Deputies are trying to determine what led students from Chaparral and Legend high schools to bring weapons to school.
The Douglas County Sheriff’s Office received a tip from a school resource officer at Legend High School that a Chaparral student brought guns to school in a vehicle. Officials “acted swiftly” and isolated both the student and the car May 7, said Ron Hanavan, public information officer for the sheriff’s office.
“Guns were located, but we’re not saying what guns or how many,” he said, adding he is unable to disclose whether the guns were loaded.
Knives were later found in the vehicles of two Legend students. Investigators say there was not an imminent threat to student safety, but believe the two incidents are related. Hanavan said the weapons stem from “circumstances outside of the school.”

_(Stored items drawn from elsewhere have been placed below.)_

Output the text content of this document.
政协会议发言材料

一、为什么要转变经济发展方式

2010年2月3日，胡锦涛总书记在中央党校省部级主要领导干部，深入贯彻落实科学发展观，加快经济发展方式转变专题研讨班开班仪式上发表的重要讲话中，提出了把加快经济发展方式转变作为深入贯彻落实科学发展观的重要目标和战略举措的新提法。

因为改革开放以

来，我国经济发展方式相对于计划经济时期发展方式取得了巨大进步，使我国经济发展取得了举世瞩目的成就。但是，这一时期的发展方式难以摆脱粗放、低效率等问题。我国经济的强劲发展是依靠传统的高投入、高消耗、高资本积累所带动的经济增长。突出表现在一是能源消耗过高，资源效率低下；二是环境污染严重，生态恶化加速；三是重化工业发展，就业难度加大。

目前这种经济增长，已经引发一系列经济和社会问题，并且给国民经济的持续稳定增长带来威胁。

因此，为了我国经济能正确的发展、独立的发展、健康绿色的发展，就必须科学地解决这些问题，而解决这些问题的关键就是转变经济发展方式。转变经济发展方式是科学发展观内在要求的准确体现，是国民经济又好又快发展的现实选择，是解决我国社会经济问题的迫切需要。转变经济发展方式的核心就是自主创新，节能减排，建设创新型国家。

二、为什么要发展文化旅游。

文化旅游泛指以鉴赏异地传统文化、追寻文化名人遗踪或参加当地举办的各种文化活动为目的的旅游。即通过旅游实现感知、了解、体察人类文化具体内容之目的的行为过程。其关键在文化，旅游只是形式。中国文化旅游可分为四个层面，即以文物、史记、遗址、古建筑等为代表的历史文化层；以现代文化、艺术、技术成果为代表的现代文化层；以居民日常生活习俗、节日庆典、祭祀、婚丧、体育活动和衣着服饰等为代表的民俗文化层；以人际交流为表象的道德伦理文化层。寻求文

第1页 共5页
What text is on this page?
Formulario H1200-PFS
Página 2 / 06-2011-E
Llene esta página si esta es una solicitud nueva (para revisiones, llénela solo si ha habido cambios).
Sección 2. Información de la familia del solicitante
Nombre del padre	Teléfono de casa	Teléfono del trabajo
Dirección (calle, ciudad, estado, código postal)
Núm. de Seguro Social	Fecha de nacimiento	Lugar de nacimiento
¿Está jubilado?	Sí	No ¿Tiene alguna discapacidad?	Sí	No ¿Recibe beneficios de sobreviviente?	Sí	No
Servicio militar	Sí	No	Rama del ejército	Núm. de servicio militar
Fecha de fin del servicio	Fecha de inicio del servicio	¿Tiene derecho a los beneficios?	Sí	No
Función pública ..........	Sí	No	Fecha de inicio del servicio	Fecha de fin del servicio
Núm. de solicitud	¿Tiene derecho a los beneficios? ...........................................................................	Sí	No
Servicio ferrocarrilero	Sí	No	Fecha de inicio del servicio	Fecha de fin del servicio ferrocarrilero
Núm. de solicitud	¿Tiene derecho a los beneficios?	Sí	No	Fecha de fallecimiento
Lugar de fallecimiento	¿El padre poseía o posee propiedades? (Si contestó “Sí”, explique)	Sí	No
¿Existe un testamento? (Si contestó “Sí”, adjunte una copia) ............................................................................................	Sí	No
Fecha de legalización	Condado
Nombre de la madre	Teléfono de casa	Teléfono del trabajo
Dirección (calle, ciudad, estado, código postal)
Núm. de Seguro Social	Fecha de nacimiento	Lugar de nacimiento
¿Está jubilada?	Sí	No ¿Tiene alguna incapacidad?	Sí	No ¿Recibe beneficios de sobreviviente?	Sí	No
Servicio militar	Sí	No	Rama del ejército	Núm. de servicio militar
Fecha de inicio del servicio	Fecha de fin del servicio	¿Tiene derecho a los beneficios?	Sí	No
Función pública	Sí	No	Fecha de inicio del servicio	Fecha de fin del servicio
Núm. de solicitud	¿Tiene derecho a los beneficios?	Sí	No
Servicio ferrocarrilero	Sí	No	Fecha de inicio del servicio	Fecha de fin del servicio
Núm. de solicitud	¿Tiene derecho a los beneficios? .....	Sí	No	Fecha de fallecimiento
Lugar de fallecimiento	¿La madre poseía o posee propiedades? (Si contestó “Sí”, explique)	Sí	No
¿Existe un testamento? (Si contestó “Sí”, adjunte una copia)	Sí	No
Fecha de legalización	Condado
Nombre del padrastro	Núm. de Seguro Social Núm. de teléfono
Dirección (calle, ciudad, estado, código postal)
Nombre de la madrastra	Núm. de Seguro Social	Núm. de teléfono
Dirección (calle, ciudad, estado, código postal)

A letter sent home to the parents of Legend students says the two unidentified students “are also working through disciplinary action for having a knife in their car.” Chaparral’s principal, Ron Peterson, also sent a letter to parents that encourages tipsters to come forward with information about potential danger.
All of the students involved face potential charges and sanctions by the schools because weapons of any kind are prohibited on school grounds, said Randy Barber, spokesman for the Douglas County School District.
Hanavan said detectives are interviewing multiple people with knowledge of the situation, however, it becomes tough because while many feel they have information, much of it is attributed to rumor. The sheriff’s office spokesman said at this point there is no evidence of a “credible plot to harm the schools or students.”
Joni Perkins, the mother of a Chaparral freshman, first learned about the incident moments after picking up her daughter from school. But she didn’t hear from the 15-year-old. She received the e-mail from Peterson on her phone. Perkins commended the school district’s response and said if she heard about guns being found at Chaparral during school hours, she would have been among the many parents who would have immediately gone to pick up their children, probably causing “chaos.”
“At first I was alarmed as a parent, but knowing she was in the car with me, I felt relieved,” she said.
Perkins said the massacre at Columbine High School in 1999 always comes to mind when she hears about guns at a school, but was glad this case did not get to that point.
“It’s a different society [since Columbine],” she said. “It can happen anywhere.”